Although in the study conducted by Ibrahim et al. there was no episode of pulmonary hypertensive crisis in either of the group, in our study we also didn’t have observed any episode of pulmonary hypertensive crisis. Also as in the study by Ibrahim et al. there were no in hospital mortality in our study.
Inhaled Milrinone has been found to be equally effective as Inhaled Levosimendan in reducing elevated PASP post operatively in children with congenital heart disease with left to right intra cardiac shunt with pulmonary hypertension undergoing surgical correction under CPB. However we found that effect of Inhaled levosimendan in reducing PASP lasted longer than Inhaled Milrinone.
Both Inhaled Milrinone and Inhaled Levosimendan do not cause significant systemic hemodynamic effects or do not result in increased requirement of vasopressors.
Both Inhaled Milrinone and Inhaled Levosimendan do not cause significant increase in post operative complication including ICU length of stay and in hospital mortality.

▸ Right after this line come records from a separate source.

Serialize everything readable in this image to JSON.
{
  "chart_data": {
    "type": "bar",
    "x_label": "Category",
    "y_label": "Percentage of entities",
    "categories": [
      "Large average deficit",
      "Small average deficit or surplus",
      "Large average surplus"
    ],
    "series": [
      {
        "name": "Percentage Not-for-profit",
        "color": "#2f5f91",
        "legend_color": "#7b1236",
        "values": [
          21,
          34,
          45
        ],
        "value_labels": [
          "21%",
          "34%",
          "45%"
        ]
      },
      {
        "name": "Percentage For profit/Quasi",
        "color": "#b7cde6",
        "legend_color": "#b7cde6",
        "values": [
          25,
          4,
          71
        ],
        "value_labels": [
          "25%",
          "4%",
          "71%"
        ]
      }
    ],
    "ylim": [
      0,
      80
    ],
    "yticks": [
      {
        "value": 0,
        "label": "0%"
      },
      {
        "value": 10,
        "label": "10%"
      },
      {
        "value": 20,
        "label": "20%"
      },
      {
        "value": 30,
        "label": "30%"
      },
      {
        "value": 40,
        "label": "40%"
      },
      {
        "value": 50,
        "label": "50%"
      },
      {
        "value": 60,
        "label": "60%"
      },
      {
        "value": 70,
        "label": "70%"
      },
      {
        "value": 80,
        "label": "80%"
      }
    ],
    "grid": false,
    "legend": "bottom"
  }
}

Therefore, although both Inhaled Milrinone and Inhaled Levosimendan are effective in reducing elevated pulmonary artery systolic pressure without causing systemic hypotension in children with congenital heart disease with left to right intra cardiac shunt with pulmonary hypertension undergoing surgical correction under CPB, inhaled levosimendan probably has longer duration of action.